夜楓認真回憶了一下兩次的情形:“不對啊,這傢伙應該不認識我啊,第一次見面黑漆漆的,第二次壓根就蒙着臉。”
“聲音,人家說的是聲音!”
“聲音有什麼關係,全世界的人說話五花八門,他耳朵就那麼靈?”
阿譯在旁邊搭話:“姜峰這個人老實得很的啦,心眼也不是那麼壞。其實他對宋院長也沒好感,我估計就是編瞎話爲了保命。不過你還是注意一下的好,還有夜仙兒,你們兩個在一起就很扎眼了。”
夜楓突然覺察到不對勁:“那華哥,他有沒有提到夜仙兒?”
程華回憶了一下:“那倒沒有!自始至終沒有提到有女孩子!怎麼?第一次你是帶着夜仙兒去的?”
“是的!”
夜楓分析着每一個環節:“我和夜仙兒跟黃老闆有過一次正面接觸,如果說姜峰提到女孩子,很容易就暴露我們兩個。”
孟班長立刻反應過來了:“姜峰危險,我得立刻給高隊長彙報一下,要不然會出大事!”他意識到這一定是一個紕漏,丟下饅頭就去找高隊長了。
夜楓也感覺到了麻煩,如果真的姜峰招出夜仙兒,事情立刻就會急轉直下。
“對喲,我怎麼沒有想到?”阿譯有點後知後覺。
程華的眉頭已經皺成一堆,盯着不遠處的手術刀自言自語:“看來是我大意了,昨天晚上就應該綁了這小子。哎!糊塗!”
夜楓突然想起來醫院的壯漢,一拍腦門:“完了,要是你們昨天晚上出院,那傢伙會去哪裡?”
“那個傢伙?”
“一樓,當時有個病人,我答應他今天晚上見面。對了華哥,你有沒有見到一個臉上黑黝黝的中年人,個頭比你高一點,人長得很結實。”
“見過!怎麼了?”程華點點頭:“這傢伙和我一次出來的,應該是個流浪漢。半夜三更沒有地方去,在隔離帶那裡過夜呢。”

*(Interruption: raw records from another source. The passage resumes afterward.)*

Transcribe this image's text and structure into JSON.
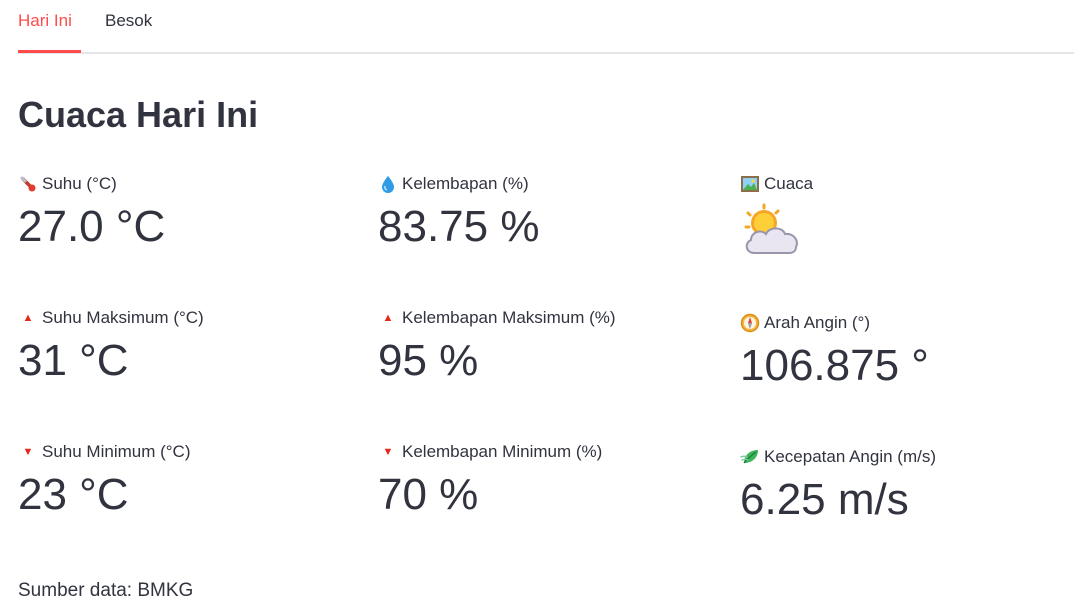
{
  "tabs": [
    {
      "label": "Hari Ini",
      "active": true
    },
    {
      "label": "Besok",
      "active": false
    }
  ],
  "title": "Cuaca Hari Ini",
  "metrics": {
    "suhu": {
      "label": "Suhu (°C)",
      "value": "27.0 °C",
      "icon": "thermometer-icon"
    },
    "kelembapan": {
      "label": "Kelembapan (%)",
      "value": "83.75 %",
      "icon": "droplet-icon"
    },
    "cuaca": {
      "label": "Cuaca",
      "icon": "picture-icon",
      "value_icon": "sun-behind-cloud-icon"
    },
    "suhu_max": {
      "label": "Suhu Maksimum (°C)",
      "value": "31 °C",
      "icon": "arrow-up-icon"
    },
    "kelembapan_max": {
      "label": "Kelembapan Maksimum (%)",
      "value": "95 %",
      "icon": "arrow-up-icon"
    },
    "arah_angin": {
      "label": "Arah Angin (°)",
      "value": "106.875 °",
      "icon": "compass-icon"
    },
    "suhu_min": {
      "label": "Suhu Minimum (°C)",
      "value": "23 °C",
      "icon": "arrow-down-icon"
    },
    "kelembapan_min": {
      "label": "Kelembapan Minimum (%)",
      "value": "70 %",
      "icon": "arrow-down-icon"
    },
    "kecepatan_angin": {
      "label": "Kecepatan Angin (m/s)",
      "value": "6.25 m/s",
      "icon": "leaf-wind-icon"
    }
  },
  "footer": "Sumber data: BMKG",
  "colors": {
    "accent": "#ff4b4b",
    "text": "#31333f",
    "arrow": "#e8271b"
  }
}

聽他這麼說,夜楓立刻坐不住了:“阿譯,你趕緊幫我查小武的線索,我得先出去一趟。”
他跑出去兩步喊道:“秋歌,你跟我一起走!”
夜楓本以爲他們第二天才會出院,沒想到半夜三更就被轟出來了。現在外面又下着雨,如果這個人在等他,就不能晚上再出去了。
他剛走出倉庫就猶豫了。對方和他不過一面之緣,正面接觸容易暴露身份。
昨晚本來打算把他送到三太太那裡,讓三太太給他一份工作。現在想想還是不妥當。
他是以匪幫的身份出現的,平白無故把人送到三太太手裡,會讓人覺得三太太和匪幫勾結。
至於帶回保潔公司,那更是不可能的。這樣違反紀律,也會讓人知道昨晚的秘密。
夜楓左右爲難,卻不能去給高隊長講。他站在辦公室門口,聽到裡面孟班長正在彙報情況。
“聽阿驛說姜峰並不壞,但難免會說漏嘴,他的每一句話都容易暴露夜楓的身份,你說這樣的話怎麼處理?”
高隊長思索了一下:“好處理,這有什麼難的。以前我們的政策是隻殺不抓,所以做事要慎重。現在政策不一樣了,總部有了監獄。”
“事關組織機密,這事必須消除隱患。先抓回來審審吧,有問題就處決掉,沒問題就送到總部關起來。將來可以放的時候,再把他放出來。”
孟班長同意了:“好,這事我出面吧。”
聽到孟班長開門的聲音,夜楓迅速離開辦公室門口,朝着廚房走進去。他找來一個紗布塊,撿了七八個饅頭包起來。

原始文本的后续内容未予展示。